A MONORAIL zips in and out of the glass skyscrapers of the New Downtown as it ferries people around the bustling Marina Bay and the integrated resort.
At the same time, elevated covered walkways let office workers stride with ease from one building to another.
This vision of MP Ong Kian Min is the kind of quantum leap in policy-making he wishes transport planners had made for Marina Bay.
To underline his point, he cited the new Paris downtown, La Defense. There, vehicle traffic is separated from pedestrian traffic.
"It's basically like Raffles Place, but maybe five to 10 times bigger in size. The surface is pedestrianised. The roads are all underground. All buildings are connected," says the vice-chairman of the Government Parliamentary Committee for Transport.
Mr Ong is not optimistic that a similarly bold vision will emerge here soon.
Not as long as the planners are setting their sights just on widening roads, controlling traffic lights and tweaking the Electronic Road Pricing system and the Certificate of Entitlement scheme, he says during an interview with The Straits Times at the office of his law firm in Raffles Place overlooking the Bay.
"My personal grouse about land transport policy is that the Ministry of Transport is very narrowly focused and its mandate is quite narrow.
"It can have authority only over that narrow strip which we call the road and the MRT."

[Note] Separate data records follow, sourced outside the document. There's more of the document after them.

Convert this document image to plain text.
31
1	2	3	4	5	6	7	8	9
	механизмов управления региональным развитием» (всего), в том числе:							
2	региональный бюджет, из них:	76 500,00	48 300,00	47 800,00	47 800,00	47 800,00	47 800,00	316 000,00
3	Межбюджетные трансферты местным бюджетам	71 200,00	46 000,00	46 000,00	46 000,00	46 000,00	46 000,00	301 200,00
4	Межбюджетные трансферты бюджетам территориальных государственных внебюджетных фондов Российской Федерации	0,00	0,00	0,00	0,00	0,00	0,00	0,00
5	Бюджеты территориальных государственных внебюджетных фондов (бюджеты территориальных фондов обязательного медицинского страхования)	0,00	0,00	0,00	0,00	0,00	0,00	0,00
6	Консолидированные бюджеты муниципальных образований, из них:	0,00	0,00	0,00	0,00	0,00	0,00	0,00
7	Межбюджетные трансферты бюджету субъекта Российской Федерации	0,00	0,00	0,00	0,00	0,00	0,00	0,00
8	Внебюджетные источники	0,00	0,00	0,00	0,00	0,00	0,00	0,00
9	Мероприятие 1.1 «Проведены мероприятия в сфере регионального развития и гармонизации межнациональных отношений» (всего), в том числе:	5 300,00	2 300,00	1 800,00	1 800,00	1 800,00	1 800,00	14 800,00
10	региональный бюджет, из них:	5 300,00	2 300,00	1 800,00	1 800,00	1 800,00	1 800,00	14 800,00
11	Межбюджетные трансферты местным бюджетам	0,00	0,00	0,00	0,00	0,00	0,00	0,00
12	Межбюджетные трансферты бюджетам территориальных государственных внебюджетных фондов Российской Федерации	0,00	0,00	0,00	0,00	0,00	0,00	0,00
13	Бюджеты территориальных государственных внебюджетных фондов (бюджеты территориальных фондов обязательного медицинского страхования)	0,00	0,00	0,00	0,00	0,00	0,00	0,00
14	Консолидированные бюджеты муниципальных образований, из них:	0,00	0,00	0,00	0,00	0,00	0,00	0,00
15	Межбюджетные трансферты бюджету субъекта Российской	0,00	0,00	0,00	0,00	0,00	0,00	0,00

To present a transport system of the future, it needs to collaborate with other government agencies, says Mr Ong.
On its own, the ministry does not have enough tools to do it, he adds.
Take Marina Bay. "If you ask the Land Transport Authority and the Ministry of Transport, it's still roads, five-lane highway, very standard layout," he says.
"If they can work more closely with the Urban Redevelopment Authority, specify what the building owners are required to do, then they can build linkages, elevated walkways, even a monorail system."